I clicked on my computer, checked my email, and got ready to get some work done when I remembered that a little girl with a brain tumor that our family has been praying for was scheduled to have a routine MRI a few days ago. Her name is Kate McRae and none of us know her, but I came across her story through a few blogland friends and I immediately felt burdened to pray for her as if I had know her all my life. Maybe it was the fact that she's the same age as Chloe and has the same big eyes and blond curls. Maybe is was simply God, gathering prayer warriors from all points on the globe as only He can do to intercede together for this desperate family. I prayerfully followed her story for a year as she endured surgery, radiation, and horrendous bouts of chemo, as she spent Christmas in isolation in a hospital ward and her birthday recovering from brain surgery. Last year, she beat the odds and beat the tumor, and I rejoiced with her sweet family. Off to kindergarten she went! She got a puppy and went to Disney World, and I went back to my life. I woke up this morning remembering that her routine MRI had been a week ago, and I wanted to check her family's blog to see how it went. Her mom had mentioned the last time I'd checked in that she had no symptoms. She was feeling fantastic and going to school every day - they'd had a year of clean MRI scans.
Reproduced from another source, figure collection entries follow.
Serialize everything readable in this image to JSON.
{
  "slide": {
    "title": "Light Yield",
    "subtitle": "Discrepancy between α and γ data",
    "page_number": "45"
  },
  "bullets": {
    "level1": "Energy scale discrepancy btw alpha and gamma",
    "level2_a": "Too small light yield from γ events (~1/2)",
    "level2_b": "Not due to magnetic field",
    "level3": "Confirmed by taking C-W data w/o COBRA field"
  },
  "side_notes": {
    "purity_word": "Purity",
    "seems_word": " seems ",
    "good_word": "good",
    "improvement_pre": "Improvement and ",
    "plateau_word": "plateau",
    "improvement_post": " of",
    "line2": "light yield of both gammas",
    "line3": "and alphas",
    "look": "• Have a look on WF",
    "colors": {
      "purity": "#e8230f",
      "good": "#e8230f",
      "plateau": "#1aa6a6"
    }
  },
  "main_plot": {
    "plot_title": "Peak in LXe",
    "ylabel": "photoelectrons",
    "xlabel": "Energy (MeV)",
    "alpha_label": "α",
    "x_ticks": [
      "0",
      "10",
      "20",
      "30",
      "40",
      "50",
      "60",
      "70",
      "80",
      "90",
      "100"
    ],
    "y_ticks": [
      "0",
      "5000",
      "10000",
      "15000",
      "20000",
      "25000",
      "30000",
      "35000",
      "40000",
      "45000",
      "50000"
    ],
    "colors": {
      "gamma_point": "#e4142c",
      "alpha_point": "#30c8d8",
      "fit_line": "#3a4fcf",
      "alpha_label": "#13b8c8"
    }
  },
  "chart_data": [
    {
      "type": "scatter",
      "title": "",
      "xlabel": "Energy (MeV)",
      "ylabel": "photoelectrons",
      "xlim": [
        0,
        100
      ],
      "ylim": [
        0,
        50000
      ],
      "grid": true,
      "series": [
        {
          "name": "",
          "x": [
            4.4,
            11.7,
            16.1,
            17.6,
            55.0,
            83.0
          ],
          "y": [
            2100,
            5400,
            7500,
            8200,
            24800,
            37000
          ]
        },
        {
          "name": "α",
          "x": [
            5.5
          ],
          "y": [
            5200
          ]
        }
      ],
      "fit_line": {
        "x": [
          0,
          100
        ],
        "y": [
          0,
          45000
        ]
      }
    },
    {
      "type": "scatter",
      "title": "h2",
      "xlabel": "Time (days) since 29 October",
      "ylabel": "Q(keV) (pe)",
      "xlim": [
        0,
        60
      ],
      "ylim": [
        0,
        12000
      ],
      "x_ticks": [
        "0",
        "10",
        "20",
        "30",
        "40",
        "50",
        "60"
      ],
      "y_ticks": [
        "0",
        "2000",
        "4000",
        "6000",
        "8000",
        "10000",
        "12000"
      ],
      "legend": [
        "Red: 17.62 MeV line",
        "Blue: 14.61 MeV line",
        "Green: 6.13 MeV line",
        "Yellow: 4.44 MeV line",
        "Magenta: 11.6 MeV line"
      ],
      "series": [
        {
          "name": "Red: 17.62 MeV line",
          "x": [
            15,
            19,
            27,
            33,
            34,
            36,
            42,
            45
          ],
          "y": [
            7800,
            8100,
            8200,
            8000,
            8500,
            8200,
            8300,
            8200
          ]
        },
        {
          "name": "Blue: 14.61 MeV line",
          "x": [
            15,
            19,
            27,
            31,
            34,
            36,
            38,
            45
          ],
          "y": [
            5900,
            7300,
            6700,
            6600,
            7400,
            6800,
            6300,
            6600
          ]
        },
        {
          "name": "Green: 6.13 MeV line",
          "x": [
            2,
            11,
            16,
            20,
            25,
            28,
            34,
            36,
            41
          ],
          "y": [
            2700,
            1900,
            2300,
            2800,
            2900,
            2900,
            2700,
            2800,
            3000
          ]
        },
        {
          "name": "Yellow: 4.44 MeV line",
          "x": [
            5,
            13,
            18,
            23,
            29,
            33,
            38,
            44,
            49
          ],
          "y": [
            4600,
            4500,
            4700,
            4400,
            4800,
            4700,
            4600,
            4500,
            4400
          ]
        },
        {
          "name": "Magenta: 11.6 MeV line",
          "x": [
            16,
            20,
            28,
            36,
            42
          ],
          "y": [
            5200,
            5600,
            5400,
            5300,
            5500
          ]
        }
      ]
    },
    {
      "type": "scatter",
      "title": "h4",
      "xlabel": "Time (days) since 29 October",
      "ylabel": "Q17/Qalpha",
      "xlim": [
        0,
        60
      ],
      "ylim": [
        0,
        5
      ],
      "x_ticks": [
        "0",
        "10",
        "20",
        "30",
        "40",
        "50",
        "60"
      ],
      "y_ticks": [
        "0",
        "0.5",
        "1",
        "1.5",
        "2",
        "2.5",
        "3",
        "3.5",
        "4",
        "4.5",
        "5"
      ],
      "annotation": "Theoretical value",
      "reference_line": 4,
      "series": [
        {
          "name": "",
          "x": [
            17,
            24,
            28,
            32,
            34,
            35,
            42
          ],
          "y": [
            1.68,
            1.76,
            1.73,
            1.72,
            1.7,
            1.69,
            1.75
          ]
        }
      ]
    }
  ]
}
This time though, without warning, the tumor was back. Her mother's heartwrenching post on the day of the MRI was almost too hard for me to read. They've already tried the most promising treatment there is for the kind of tumor their daughter has. They need a miracle.

I've just started reading a tremendous book called One Thousand Gifts: A Dare to Live Fully Right Where You Are by Ann Voskamp. It's an exhortation to live a life of gratitude - a life in which you discipline yourself to constantly see the gracious hand of God in every aspect of your day, whether it's driving to work or teaching your children or folding yet another load of laundry. It's especially easy to do when you are reminded that everything you hold dear can be taken away in one moment.

This morning, I am so grateful to God for His sweet and unending blessings. For children who are healthy, at least for today. For a husband who lives so honorably and loves us so well, who takes care of us and provides for us and guides us. For the fact that I was born in this wonderful country of freedom, where I can make my own choices and raise my children far away from the violence and unrest that is rocking other parts of the world. For the twenty degree weather, and this wonderful home God has provided for us where we will be cozy and warm today. For the sweet kicks and romps and rolls of the 21 week old baby inside of me, reminding me that miracles happen every day. For dogeared books waiting to be picked up from the library shelf this morning, and hot cocoa to warm the tummies of three pink-cheeked children when we get home. For a boy who loves animals and a boy who loves pirates and a girl who loves singing and ballet. For the promise that this life here, with all its joys and sorrows, is but one moment in the span of eternity, and that for those who know Christ and have accepted Him into their hearts, perfection in heaven will some day be a reality. For the promise that God is close to the brokenhearted. That He weeps when we weep. That we will never be alone as we endure our trials. For this and so much more today, I am unspeakably grateful.